In my time as a certified professional resume writer, I’ve heard one question repeated more often than any other: “What makes a resume great?”
Well – What’s the Answer?
The answer is actually very interesting – and not necessarily what you may think it is. Formatting, reader-friendliness, and aesthetic presentation are all very important for first impressions, obviously. Beyond these things, however, I believe that the most important aspect of any resume is the research behind it.
Research? What Does That Mean?
A great resume comes from someone who has put great effort into not only the appearance of the document, but researching the company and the position the resume is meant for.
If your qualifications don’t directly align with those listed in the job description, it’s probably not the best idea to apply to the position. Not only will it look as though you are applying for a job you aren’t qualified for, but it may also appear that you simply did not read the job description. No recruiter or hiring manager wants to see that.
A great resume is customized for each job description – not a one-size-fits-all document. A great resume has heart and soul. It’s not a piece of paper tossed around by someone who blindly applies to 30+ jobs a day.
How to Make Your Resume Great
The best way to make your resume great is to start out with a base resume that you have drafted to include all of your jobs, skills, achievements, etc. Having this base will enable you to work much more quickly and efficiently. After all, it’s far easier to edit a based document than craft a whole new one out of thin air.
Go through the description of the job to which you are applying and highlight the key words and phrases scattered throughout the text. Then, go through your base resume and integrate these words and phrases into your own document.
Also, make sure that you are indeed qualified for the position – and make sure to highlight your qualifications in your resume. Similarly, don’t forget to research the company as a whole. Try to slip some references or allusions to the company’s goals and missions into your resume.
Why do all this? Because, when you take the time to research the company and position and tailor your resume accordingly, recruiters will recognize your work ethic and your dedication. People can tell very quickly how much time and effort you have put into your resume. The more customized it is, the better an impression you will make.
I often see people blindly applying to jobs, and when they do get responses (which isn’t often), they don’t even always know what job it is they actually applied for.
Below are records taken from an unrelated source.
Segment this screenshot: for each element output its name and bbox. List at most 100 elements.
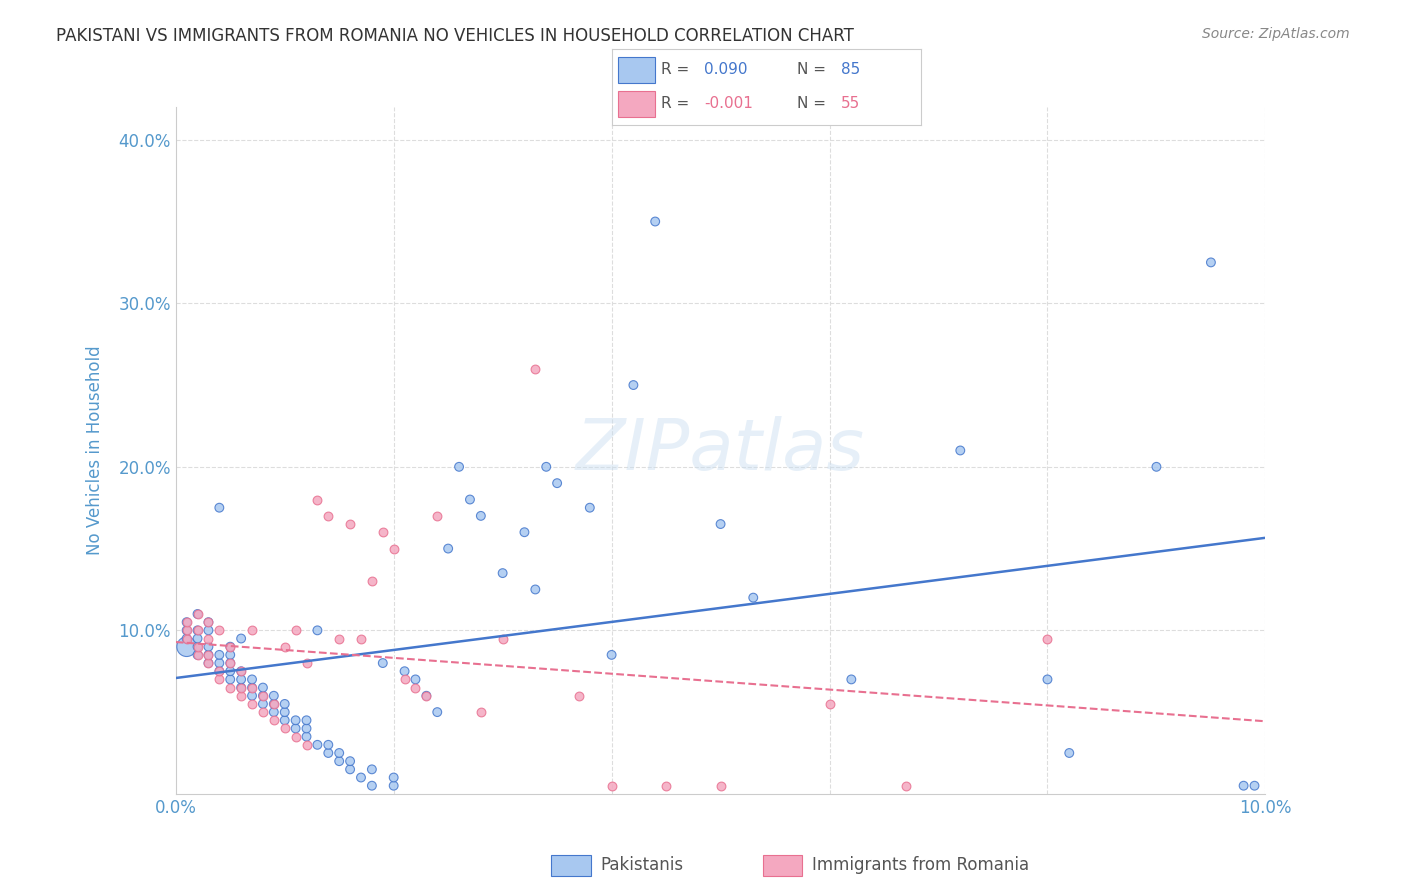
Point: [644, 214, 666, 228]
Bar: [617, 57, 655, 83]
Point: [1036, 673, 1059, 687]
Point: [284, 730, 307, 744]
Point: [394, 673, 416, 687]
Bar: [762, 855, 801, 876]
Point: [328, 632, 350, 646]
Point: [231, 673, 253, 687]
Point: [470, 705, 492, 719]
Text: Source: ZipAtlas.com: Source: ZipAtlas.com: [1202, 27, 1350, 41]
Point: [274, 697, 297, 711]
Point: [219, 656, 242, 670]
Point: [186, 640, 209, 654]
Point: [274, 714, 297, 728]
Point: [197, 648, 219, 662]
Point: [186, 640, 209, 654]
Point: [252, 705, 274, 719]
Point: [568, 689, 591, 703]
Point: [524, 582, 547, 597]
Text: Pakistanis: Pakistanis: [600, 856, 683, 874]
Point: [894, 779, 917, 793]
Point: [1057, 746, 1080, 760]
Point: [197, 624, 219, 638]
Text: N =: N =: [797, 96, 831, 112]
Point: [263, 689, 285, 703]
Point: [252, 689, 274, 703]
Point: [492, 632, 515, 646]
Point: [219, 640, 242, 654]
Point: [339, 762, 361, 776]
Point: [295, 722, 318, 736]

I can’t even begin to explain how irritating this is to the recruiter reaching out to them.
On the other hand, when someone obviously wants a specific job – and they demonstrate this in their resume – then a recruiter will, at the very least, call them to discuss the opportunity further.
The bottom line is that formatting and wording can make a resume good, but putting in the effort to show why you really want this specific job and would work well within this specific company will make your resume great!